Three months after causing turbulence in the $2 billion carbon credit market by abruptly canceling projects and claiming half of proceeds, Zimbabwe has announced a more conciliatory stance. The country now plans to accept a smaller portion of revenue and has initiated the process of reinstating scrapped projects.
In the revised regulations released recently, the government stipulated that projects have a 60-day window to reapply for reinstatement. Under the new guidelines, the government will retain 30% of proceeds as an environmental levy during the first decade of project operation. Developers, holding 70% of earnings, are obligated to invest a quarter of their profits in community initiatives. Subsequent negotiations will occur in the eleventh year.
This marks a significant departure from Zimbabwe’s previous decision in May, which dictated that foreign developers could retain only 30% of revenue while allocating a minimum of 20% to local partners. The initial directive raised concerns among investors and prompted neighboring countries like Malawi and Zambia to consider similar measures.
The recent regulatory shift is viewed as a constructive starting point for further discussions, according to the Zimbabwe Carbon Association, a group formed by 13 project developers to advocate for their interests after the initial announcement. The association is associated with over $100 million in planned investments.
Zimbabwe contends that these rules are intended to ensure both the government and ordinary citizens benefit from carbon emission offset trading. The country ranks as the third-largest carbon credit producer in Africa, contributing roughly an eighth of the continent’s total output. The most substantial project, spanning 785,000 hectares in Kariba, involves a forest area and is partially overseen by South Pole, a major offsets seller.

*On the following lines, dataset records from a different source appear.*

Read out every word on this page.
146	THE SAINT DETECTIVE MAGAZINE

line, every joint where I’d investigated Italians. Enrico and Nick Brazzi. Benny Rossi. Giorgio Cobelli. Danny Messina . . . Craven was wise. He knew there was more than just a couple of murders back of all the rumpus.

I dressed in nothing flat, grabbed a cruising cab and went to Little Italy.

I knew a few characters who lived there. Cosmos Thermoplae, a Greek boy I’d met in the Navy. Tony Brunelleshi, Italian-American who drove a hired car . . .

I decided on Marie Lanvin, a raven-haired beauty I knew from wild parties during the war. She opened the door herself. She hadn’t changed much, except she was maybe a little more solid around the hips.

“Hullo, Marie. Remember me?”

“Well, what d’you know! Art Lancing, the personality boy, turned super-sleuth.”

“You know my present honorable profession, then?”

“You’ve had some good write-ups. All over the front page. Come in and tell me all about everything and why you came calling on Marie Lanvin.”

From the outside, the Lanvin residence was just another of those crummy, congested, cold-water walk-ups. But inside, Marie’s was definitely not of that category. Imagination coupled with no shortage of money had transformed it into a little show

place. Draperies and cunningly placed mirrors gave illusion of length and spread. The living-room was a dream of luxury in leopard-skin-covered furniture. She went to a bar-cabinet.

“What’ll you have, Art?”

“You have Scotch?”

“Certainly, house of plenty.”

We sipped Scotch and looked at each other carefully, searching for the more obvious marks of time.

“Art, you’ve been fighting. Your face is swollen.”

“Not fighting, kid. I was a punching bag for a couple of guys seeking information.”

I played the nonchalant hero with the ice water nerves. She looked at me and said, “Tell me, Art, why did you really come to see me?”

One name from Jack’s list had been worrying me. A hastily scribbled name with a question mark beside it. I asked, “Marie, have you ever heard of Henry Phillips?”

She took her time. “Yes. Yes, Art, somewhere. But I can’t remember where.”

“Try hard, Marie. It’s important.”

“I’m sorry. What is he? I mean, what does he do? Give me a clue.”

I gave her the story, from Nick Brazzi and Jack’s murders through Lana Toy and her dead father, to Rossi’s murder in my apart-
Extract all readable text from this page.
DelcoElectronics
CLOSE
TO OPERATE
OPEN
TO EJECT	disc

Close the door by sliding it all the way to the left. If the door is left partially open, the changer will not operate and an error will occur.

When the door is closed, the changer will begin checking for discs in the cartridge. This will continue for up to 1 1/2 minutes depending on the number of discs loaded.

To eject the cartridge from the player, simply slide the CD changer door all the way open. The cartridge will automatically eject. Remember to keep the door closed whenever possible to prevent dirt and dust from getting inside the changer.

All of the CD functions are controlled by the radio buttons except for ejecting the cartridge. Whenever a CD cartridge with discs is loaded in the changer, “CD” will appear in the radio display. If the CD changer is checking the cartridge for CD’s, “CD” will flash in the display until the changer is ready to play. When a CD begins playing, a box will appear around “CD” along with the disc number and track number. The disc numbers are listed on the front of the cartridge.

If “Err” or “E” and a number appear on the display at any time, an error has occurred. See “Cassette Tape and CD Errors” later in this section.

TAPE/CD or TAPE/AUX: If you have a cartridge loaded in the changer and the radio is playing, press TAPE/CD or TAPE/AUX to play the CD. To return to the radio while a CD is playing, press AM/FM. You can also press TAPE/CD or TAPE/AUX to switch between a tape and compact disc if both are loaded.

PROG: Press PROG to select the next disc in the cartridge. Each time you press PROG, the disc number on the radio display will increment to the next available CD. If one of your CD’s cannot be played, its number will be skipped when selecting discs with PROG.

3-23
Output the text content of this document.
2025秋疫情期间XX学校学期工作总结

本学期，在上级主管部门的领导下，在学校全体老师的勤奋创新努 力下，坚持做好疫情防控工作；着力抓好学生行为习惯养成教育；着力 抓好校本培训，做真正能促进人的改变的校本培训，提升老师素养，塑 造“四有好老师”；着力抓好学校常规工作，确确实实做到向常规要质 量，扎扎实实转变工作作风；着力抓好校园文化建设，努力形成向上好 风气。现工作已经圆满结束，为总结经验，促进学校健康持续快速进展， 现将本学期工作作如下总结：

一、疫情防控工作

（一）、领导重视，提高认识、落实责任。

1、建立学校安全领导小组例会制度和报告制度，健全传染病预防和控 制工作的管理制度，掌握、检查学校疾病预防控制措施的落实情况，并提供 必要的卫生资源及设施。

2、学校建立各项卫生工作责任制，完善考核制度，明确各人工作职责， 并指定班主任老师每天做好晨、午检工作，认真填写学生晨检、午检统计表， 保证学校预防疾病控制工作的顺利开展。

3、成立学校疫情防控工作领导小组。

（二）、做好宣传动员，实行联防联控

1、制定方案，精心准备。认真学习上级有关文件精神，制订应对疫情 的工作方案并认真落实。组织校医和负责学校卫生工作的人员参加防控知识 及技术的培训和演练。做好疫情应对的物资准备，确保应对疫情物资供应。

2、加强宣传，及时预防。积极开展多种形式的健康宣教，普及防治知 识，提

Of the government’s collected environmental levy, 55% will support climate mitigation and adaptation projects, while 5% will be allocated to a “loss-and-damage” fund for climate-related disasters. The Treasury will claim 15%, another 15% will fund a trade oversight authority, and the remainder will cover fees for local and relevant authorities.
A single carbon credit signifies the mitigation or prevention of one ton of carbon dioxide equivalent emissions. These credits are acquired by emitters seeking to offset their greenhouse gas outputs. Often centered around reforestation, programs leverage trees to absorb carbon dioxide, effectively storing emissions. The carbon credit market is predicted to reach $1 trillion annually within 15 years, as per BloombergNEF estimates.
Zimbabwe’s government has a history of sudden policy pronouncements, sometimes followed by adjustments, undermining investor confidence. Notably, in 2000, the seizure of White-owned commercial farms caused economic turmoil, and subsequent mandates disrupted investment in the mining industry. This unpredictable approach was again exemplified when the country abruptly banned lithium ore exports in December.